In addition, Jumping for a Purpose — which will take wounded veterans and the families of fallen service members skydiving — will be hosted at Skydive Suffolk on May 30-31. Folks are invited to come meet the wounded heroes and watch the skydiving activities.

The Commemorative Air Force Red Tail Squadron’s Rise Above traveling exhibit will share the legacy of the Tuskegee Airmen, featuring a P-51C Mustang painted with the same paint scheme used on the Tuskegee Airmen’s planes.

“It’s essentially a rolling museum and a history of the whole Tuskegee experience for the pilots,” Whittington said. “Not enough people know the adversity they went through to be extremely competent fighter pilots. They were as good as anyone.”

The Commemorative Air Force “is a museum that has airplanes that actually fly instead of being pickled and put on display,” Whittington said.

The Tuskegee Airmen were the first black pilots in the Army Air Corps, having graduated from a training program set up by President Franklin D. Roosevelt in Tuskegee, Ala., leading up to World War II. The program was not expected to be successful because of the prejudice against blacks, but the young black soldiers worked hard to prove everyone wrong.

“They’re just unsung heroes,” Whittington said. “They did a lot, and they got so much discrimination.”

All sixth-graders in Suffolk Public Schools will be visiting the Tuskegee exhibit on Tuesday and Wednesday next week, before the festival, as part of their lessons on American history.

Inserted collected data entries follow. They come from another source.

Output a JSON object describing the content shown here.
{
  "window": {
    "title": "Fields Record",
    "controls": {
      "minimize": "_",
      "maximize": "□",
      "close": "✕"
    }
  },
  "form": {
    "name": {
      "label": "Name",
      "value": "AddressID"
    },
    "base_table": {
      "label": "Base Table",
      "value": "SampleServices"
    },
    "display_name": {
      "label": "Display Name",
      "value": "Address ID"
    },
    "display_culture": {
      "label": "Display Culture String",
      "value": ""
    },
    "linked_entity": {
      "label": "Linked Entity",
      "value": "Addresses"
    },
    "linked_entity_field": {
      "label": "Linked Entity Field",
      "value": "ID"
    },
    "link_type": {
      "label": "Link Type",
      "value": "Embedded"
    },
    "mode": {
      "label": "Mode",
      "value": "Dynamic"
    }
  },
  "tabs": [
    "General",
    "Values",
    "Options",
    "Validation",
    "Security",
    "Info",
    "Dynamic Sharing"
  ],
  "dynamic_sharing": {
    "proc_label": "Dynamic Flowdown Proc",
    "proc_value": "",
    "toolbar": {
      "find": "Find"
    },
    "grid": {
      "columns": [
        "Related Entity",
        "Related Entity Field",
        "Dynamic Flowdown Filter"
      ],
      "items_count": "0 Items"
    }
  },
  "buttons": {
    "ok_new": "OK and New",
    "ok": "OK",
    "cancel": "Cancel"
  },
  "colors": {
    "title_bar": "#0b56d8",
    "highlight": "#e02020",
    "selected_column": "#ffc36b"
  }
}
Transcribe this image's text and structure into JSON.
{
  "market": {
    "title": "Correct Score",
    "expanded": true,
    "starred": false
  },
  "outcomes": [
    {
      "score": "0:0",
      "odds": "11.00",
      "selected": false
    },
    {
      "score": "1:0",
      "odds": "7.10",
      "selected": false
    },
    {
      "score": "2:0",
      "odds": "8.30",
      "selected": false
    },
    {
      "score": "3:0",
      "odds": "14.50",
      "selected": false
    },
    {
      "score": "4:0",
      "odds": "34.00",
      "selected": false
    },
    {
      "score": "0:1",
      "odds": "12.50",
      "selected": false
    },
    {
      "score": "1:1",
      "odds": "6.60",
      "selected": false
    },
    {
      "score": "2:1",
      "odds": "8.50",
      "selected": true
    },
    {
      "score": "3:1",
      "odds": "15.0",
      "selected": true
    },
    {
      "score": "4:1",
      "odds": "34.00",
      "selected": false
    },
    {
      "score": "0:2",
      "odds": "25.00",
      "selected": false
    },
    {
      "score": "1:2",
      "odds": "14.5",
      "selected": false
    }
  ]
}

Fast-forward more than 70 years, and one of the hottest topics in the news is unmanned aerial systems — informally known as drones. They will be the topic of one of the forums at the festival.

“There’s a huge push to use drones in commercial usage,” Whittington said. “Farmers really want to use them, especially out in the Midwest where they’ve got huge land holdings. Law enforcement really wants to use them.”

Drones will be the topic of a forum set for 1:45 to 2:45 p.m. on Saturday. Other forum topics include historic restoration, lessons learned from aircraft failures, aviation weather forecasts, Angel Flight and more.

Activities for young people will include free Young Eagles flights to youths between the ages of 8 and 17 beginning at 2 p.m. on Sunday. Each child will receive a certificate making him or her an official Young Eagle.

Sunday’s airshow will take place from 1 to 2 p.m., with a car and motorcycle show from 10 a.m. to 4 p.m. Saturday.

Gate hours for those driving in to the festival are 8 a.m. to 5 p.m. Saturday and 8 a.m. to 4 p.m. Sunday. Admission is $10 per person, with children 13 and under free. Parking is free. Volunteers are needed.